Monday, 10/6/08

A New Province

We’re off this morning to break new ground for us. It is pretty easy leaving the old walled city spinning around the Parliament back onto Grand Allee heading southwest. This will just take us back to our entry point into the city and then we will take the motorway bridge across the St. Lawrence and about face to the northeast heading down river. The St. Lawrence really spreads out at this point on its way to the Atlantic and while there are ferries to the east, we think this is the last bridge.

This is a driving day so it is only about windshield time. It is a couple hours up to Trois Rivieres where we whip a right and head down 185 toward New Brunswick. At our last stop in French speaking Canada we grab lunch in Cabano which is right next to the city of St. Louis du Ha! Ha! No kidding, even with the exclamation points. Mary orders the pea soup, and John, with his newly perfected French skills, orders the 2-piece fried chicken with fries and iced tea. Mary gets bean soup, and John gets a chicken noodle soup with a piece of bread and iced tea. At least the iced tea thing worked OK. While virtually everyone is Quebec is bi-lingual, our last stop reminds us that there are pockets that are not

We travel into New Brunswick sliding down the northeast border of Maine. The country has changed to very hilly and wooded with spectacular river and color views and it reminds us of, well, Maine.
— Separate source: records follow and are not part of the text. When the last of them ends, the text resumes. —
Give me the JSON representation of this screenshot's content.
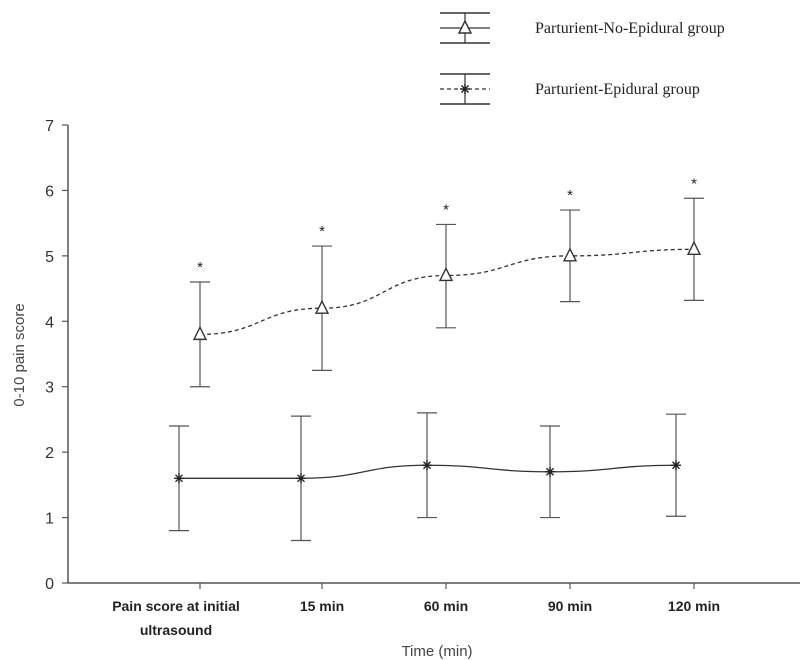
{
  "chart_data": {
    "type": "line",
    "categories": [
      "Pain score at initial ultrasound",
      "15 min",
      "60 min",
      "90 min",
      "120 min"
    ],
    "category_lines": [
      [
        "Pain score at initial",
        "ultrasound"
      ],
      [
        "15 min"
      ],
      [
        "60 min"
      ],
      [
        "90 min"
      ],
      [
        "120 min"
      ]
    ],
    "xlabel": "Time (min)",
    "ylabel": "0-10 pain score",
    "ylim": [
      0,
      7
    ],
    "yticks": [
      0,
      1,
      2,
      3,
      4,
      5,
      6,
      7
    ],
    "grid": false,
    "legend_position": "top-right",
    "series": [
      {
        "name": "Parturient-No-Epidural group",
        "marker": "triangle",
        "line_style": "dashed",
        "values": [
          3.8,
          4.2,
          4.7,
          5.0,
          5.1
        ],
        "error_low": [
          3.0,
          3.25,
          3.9,
          4.3,
          4.32
        ],
        "error_high": [
          4.6,
          5.15,
          5.48,
          5.7,
          5.88
        ],
        "annotations": [
          "*",
          "*",
          "*",
          "*",
          "*"
        ]
      },
      {
        "name": "Parturient-Epidural group",
        "marker": "asterisk",
        "line_style": "solid",
        "values": [
          1.6,
          1.6,
          1.8,
          1.7,
          1.8
        ],
        "error_low": [
          0.8,
          0.65,
          1.0,
          1.0,
          1.02
        ],
        "error_high": [
          2.4,
          2.55,
          2.6,
          2.4,
          2.58
        ]
      }
    ]
  }
}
New Brunswick along with Nova Scotia, Prince Edward Island and way up north Newfoundland are the Maritime Provinces, or just referred to as the Maritimes. The Province of New Brunswick has about 700,000 folks and we are staying tonight in the capital of Fredericton, about a hundred miles east of the Maine border.
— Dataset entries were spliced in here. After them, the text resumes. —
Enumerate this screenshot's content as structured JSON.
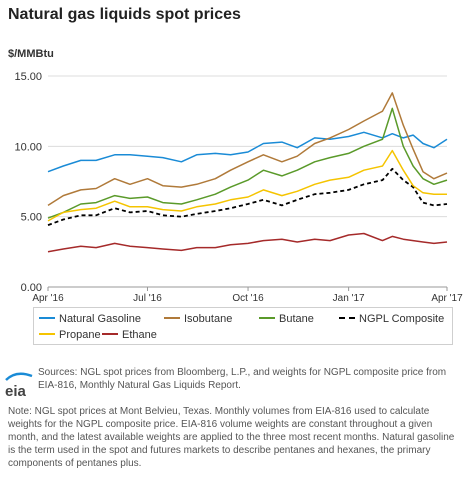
{
  "title": "Natural gas liquids spot prices",
  "unit_label": "$/MMBtu",
  "legend": {
    "items": [
      {
        "label": "Natural Gasoline",
        "color": "#1a8bd6",
        "dashed": false
      },
      {
        "label": "Isobutane",
        "color": "#b07a3a",
        "dashed": false
      },
      {
        "label": "Butane",
        "color": "#5a9a2a",
        "dashed": false
      },
      {
        "label": "NGPL Composite",
        "color": "#000000",
        "dashed": true
      },
      {
        "label": "Propane",
        "color": "#f5c400",
        "dashed": false
      },
      {
        "label": "Ethane",
        "color": "#a52a2a",
        "dashed": false
      }
    ]
  },
  "footer": {
    "logo_text": "eia",
    "sources": "Sources: NGL spot prices from Bloomberg, L.P., and weights for NGPL composite price from EIA-816, Monthly Natural Gas Liquids Report.",
    "note": "Note: NGL spot prices at Mont Belvieu, Texas. Monthly volumes from EIA-816 used to calculate weights for the NGPL composite price. EIA-816 volume weights are constant throughout a given month, and the latest available weights are applied to the three most recent months. Natural gasoline is the term used in the spot and futures markets to describe pentanes and hexanes, the primary components of pentanes plus."
  },
  "chart_data": {
    "type": "line",
    "title": "Natural gas liquids spot prices",
    "ylabel": "$/MMBtu",
    "xlabel": "",
    "ylim": [
      0,
      15
    ],
    "y_ticks": [
      0,
      5,
      10,
      15
    ],
    "y_tick_labels": [
      "0.00",
      "5.00",
      "10.00",
      "15.00"
    ],
    "x_range": [
      "2016-04-01",
      "2017-04-01"
    ],
    "x_ticks": [
      "2016-04-01",
      "2016-07-01",
      "2016-10-01",
      "2017-01-01",
      "2017-04-01"
    ],
    "x_tick_labels": [
      "Apr '16",
      "Jul '16",
      "Oct '16",
      "Jan '17",
      "Apr '17"
    ],
    "grid": "horizontal",
    "legend_position": "bottom",
    "x": [
      "2016-04-01",
      "2016-04-15",
      "2016-05-01",
      "2016-05-15",
      "2016-06-01",
      "2016-06-15",
      "2016-07-01",
      "2016-07-15",
      "2016-08-01",
      "2016-08-15",
      "2016-09-01",
      "2016-09-15",
      "2016-10-01",
      "2016-10-15",
      "2016-11-01",
      "2016-11-15",
      "2016-12-01",
      "2016-12-15",
      "2017-01-01",
      "2017-01-15",
      "2017-02-01",
      "2017-02-10",
      "2017-02-20",
      "2017-03-01",
      "2017-03-10",
      "2017-03-20",
      "2017-04-01"
    ],
    "series": [
      {
        "name": "Natural Gasoline",
        "color": "#1a8bd6",
        "values": [
          8.2,
          8.6,
          9.0,
          9.0,
          9.4,
          9.4,
          9.3,
          9.2,
          8.9,
          9.4,
          9.5,
          9.4,
          9.6,
          10.2,
          10.3,
          9.9,
          10.6,
          10.5,
          10.7,
          11.0,
          10.6,
          10.9,
          10.6,
          10.8,
          10.2,
          9.9,
          10.5
        ]
      },
      {
        "name": "Isobutane",
        "color": "#b07a3a",
        "values": [
          5.8,
          6.5,
          6.9,
          7.0,
          7.7,
          7.3,
          7.7,
          7.2,
          7.1,
          7.3,
          7.7,
          8.3,
          8.9,
          9.4,
          8.9,
          9.3,
          10.2,
          10.6,
          11.2,
          11.8,
          12.5,
          13.8,
          11.5,
          9.8,
          8.2,
          7.7,
          8.1
        ]
      },
      {
        "name": "Butane",
        "color": "#5a9a2a",
        "values": [
          4.9,
          5.3,
          5.9,
          6.0,
          6.5,
          6.3,
          6.4,
          6.0,
          5.9,
          6.2,
          6.6,
          7.1,
          7.6,
          8.3,
          7.9,
          8.3,
          8.9,
          9.2,
          9.5,
          10.0,
          10.5,
          12.7,
          10.0,
          8.6,
          7.7,
          7.3,
          7.6
        ]
      },
      {
        "name": "NGPL Composite",
        "color": "#000000",
        "dashed": true,
        "values": [
          4.4,
          4.8,
          5.1,
          5.1,
          5.6,
          5.3,
          5.4,
          5.1,
          5.0,
          5.2,
          5.4,
          5.6,
          5.9,
          6.2,
          5.8,
          6.2,
          6.6,
          6.7,
          6.9,
          7.3,
          7.6,
          8.4,
          7.6,
          7.1,
          6.0,
          5.8,
          5.9
        ]
      },
      {
        "name": "Propane",
        "color": "#f5c400",
        "values": [
          4.7,
          5.3,
          5.5,
          5.6,
          6.1,
          5.7,
          5.7,
          5.5,
          5.4,
          5.7,
          5.9,
          6.2,
          6.4,
          6.9,
          6.5,
          6.8,
          7.3,
          7.6,
          7.8,
          8.3,
          8.6,
          9.7,
          8.3,
          7.2,
          6.7,
          6.6,
          6.6
        ]
      },
      {
        "name": "Ethane",
        "color": "#a52a2a",
        "values": [
          2.5,
          2.7,
          2.9,
          2.8,
          3.1,
          2.9,
          2.8,
          2.7,
          2.6,
          2.8,
          2.8,
          3.0,
          3.1,
          3.3,
          3.4,
          3.2,
          3.4,
          3.3,
          3.7,
          3.8,
          3.3,
          3.6,
          3.4,
          3.3,
          3.2,
          3.1,
          3.2
        ]
      }
    ]
  }
}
Our motel is easy to find and without many attractions we have dedicated this stop as laundry night. The motel has a guest laundry so we crank out a couple loads and while the last one dries, John runs out for a pizza and 6-pack. We made an earlier mistake when we thought we were in our last time zone because we have now found a new one. We are on Atlantic time which we have only flown over before. The only affect on us is that prime time television is from 9:00 – midnight and the Vikings game comes on tonight at 9:30. Fat chance of getting through that.

While we had hoped to escape political ads during our time in Canada, we found that the Canadian elections are next week. There are four or five serious parties with the Conservative party of Prime Minister Harper currently in power and favored to win the government again. All the other parties are one form of liberal or another (Liberal, Greens, Democrats, Quebec Bloc) so they tend to split the vote while the conservatives will cruise into power with about 40% of the vote. The debates remind us of the early U.S. Democrat primary debates when everyone hog-piled Hillary, and gosh it worked for one of them. The economic news is not helping Harper but the consensus is that he will probably hang on.

This is just like working. We hate Monday because the stock markets re-open and we love Fridays because they will be closed for two days. As one of the headlines said, “Nest egg or Goose egg?”